On January 8, 2014, JetBlue (NASDAQ: JBLU) slumped to under $8.50 a share due to cancelled flights.
An article ran on Benzinga, "3 Reasons to Buy JetBlue on the Decline." After that article, JetBlue rose to around $9.45 in late January. By contrast, another article in Benzinga called for shorting Bon-Ton Stores (NASDAQ: BONT) in early December after it had risen about 50 percent to about $17.50.
Since then, Bon-Ton Stores has fallen to under $9.50 a share.
Here are the three main reasons JetBlue was a long call and Bon-Ton Stores was a short.
JetBlue was down due to the market overreacting. A previous article discussed when this happens, as it is the stock "reverting to the mean." That happens when the event is temporary, as with JetBlue. But for Bon-Ton Stores, sales and earnings were plunging. The debt load was staggering. Long story short: JetBlue's problems were short-term, while those for Bon-Ton Stores were long-term.
What makes the problems long-term for Bon-Ton Stores is the competition in the retail sector.
It has to go against Target, Wal-Mart, and Amazon. Sure the competition in the airline sector is tough. But JetBlue has lucrative landing slots on the East Coast and other parts of the country. Competitors can come on strong on price, but the landing slots are there for JetBlue to capture business.

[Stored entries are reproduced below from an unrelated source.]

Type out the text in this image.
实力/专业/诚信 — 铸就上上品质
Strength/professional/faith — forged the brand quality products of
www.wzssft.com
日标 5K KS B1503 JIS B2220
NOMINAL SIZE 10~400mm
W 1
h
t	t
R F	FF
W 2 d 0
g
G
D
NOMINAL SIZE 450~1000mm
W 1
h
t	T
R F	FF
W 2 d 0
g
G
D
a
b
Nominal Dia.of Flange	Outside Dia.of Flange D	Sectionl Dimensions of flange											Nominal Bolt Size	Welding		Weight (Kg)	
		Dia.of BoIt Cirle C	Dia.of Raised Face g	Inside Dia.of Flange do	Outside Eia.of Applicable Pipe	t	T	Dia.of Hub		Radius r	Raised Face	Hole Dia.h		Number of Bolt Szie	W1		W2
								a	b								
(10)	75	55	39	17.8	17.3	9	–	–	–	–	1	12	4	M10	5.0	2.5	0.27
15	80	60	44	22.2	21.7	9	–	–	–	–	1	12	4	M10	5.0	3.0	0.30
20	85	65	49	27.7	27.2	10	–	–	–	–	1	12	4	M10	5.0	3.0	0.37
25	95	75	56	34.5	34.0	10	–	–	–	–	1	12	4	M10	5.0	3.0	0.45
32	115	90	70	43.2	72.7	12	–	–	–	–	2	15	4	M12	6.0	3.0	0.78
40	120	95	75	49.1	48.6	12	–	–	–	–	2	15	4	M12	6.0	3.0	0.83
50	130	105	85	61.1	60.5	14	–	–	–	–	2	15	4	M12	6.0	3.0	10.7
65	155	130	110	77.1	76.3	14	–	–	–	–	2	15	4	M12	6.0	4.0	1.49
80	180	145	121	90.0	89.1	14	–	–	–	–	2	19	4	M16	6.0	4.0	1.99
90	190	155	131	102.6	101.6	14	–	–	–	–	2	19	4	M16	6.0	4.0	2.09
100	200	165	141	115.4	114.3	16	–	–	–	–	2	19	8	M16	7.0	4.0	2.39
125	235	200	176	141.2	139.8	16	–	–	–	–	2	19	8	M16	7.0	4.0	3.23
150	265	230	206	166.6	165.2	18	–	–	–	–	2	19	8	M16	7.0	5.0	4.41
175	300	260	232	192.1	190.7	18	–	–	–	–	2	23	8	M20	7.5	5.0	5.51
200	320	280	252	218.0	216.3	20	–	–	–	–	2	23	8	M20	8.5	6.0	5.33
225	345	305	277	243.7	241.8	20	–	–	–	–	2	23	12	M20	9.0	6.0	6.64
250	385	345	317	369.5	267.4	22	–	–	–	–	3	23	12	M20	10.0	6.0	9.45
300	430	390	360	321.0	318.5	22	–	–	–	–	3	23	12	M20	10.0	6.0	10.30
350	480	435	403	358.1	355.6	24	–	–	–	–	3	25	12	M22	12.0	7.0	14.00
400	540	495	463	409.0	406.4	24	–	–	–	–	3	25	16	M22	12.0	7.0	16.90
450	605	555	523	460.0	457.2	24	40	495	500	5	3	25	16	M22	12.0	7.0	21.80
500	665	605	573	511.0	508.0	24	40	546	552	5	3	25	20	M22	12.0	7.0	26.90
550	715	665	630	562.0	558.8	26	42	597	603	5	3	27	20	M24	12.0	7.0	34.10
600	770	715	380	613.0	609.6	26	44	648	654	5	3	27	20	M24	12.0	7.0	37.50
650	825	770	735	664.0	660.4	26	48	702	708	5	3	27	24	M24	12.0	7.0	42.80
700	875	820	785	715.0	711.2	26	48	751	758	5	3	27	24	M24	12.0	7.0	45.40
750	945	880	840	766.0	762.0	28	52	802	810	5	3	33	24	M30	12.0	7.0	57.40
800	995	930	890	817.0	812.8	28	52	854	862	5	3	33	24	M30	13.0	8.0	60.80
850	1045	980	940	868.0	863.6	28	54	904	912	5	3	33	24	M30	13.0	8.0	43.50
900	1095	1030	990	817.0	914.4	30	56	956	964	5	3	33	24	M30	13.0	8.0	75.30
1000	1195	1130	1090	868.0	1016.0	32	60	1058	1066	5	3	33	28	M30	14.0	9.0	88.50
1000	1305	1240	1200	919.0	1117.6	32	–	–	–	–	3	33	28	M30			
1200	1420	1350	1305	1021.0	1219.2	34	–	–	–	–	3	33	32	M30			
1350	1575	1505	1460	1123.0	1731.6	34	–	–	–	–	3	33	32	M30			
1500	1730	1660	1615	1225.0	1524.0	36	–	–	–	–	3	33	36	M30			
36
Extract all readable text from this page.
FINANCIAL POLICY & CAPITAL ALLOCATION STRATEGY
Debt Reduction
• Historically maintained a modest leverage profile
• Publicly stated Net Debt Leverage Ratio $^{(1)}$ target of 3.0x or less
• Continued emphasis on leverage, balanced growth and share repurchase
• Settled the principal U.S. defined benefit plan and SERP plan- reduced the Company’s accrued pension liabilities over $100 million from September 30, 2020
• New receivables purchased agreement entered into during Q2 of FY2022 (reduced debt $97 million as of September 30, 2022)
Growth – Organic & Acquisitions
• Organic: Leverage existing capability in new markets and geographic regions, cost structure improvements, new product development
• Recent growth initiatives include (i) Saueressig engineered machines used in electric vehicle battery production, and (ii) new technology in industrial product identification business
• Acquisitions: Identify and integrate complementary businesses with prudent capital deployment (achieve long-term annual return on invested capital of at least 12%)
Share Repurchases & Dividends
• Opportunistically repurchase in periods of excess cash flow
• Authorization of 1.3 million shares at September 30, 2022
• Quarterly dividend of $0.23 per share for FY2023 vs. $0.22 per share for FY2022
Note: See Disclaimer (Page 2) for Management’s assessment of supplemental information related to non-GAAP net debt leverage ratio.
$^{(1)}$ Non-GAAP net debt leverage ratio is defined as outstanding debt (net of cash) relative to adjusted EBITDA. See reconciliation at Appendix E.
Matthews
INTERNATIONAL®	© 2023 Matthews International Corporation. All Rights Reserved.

JetBlue is positioned well for the way the economy is developing and Bon-Ton Stores is not.
More people are flying as the economy is recovering. That is bullish for JetBlue. More people are shopping online, which is why Amazon is doing such damage to the retail sector. That is bearish for Bon-Ton Stores.
The future looks to have the same contrasting trajectories for the stocks.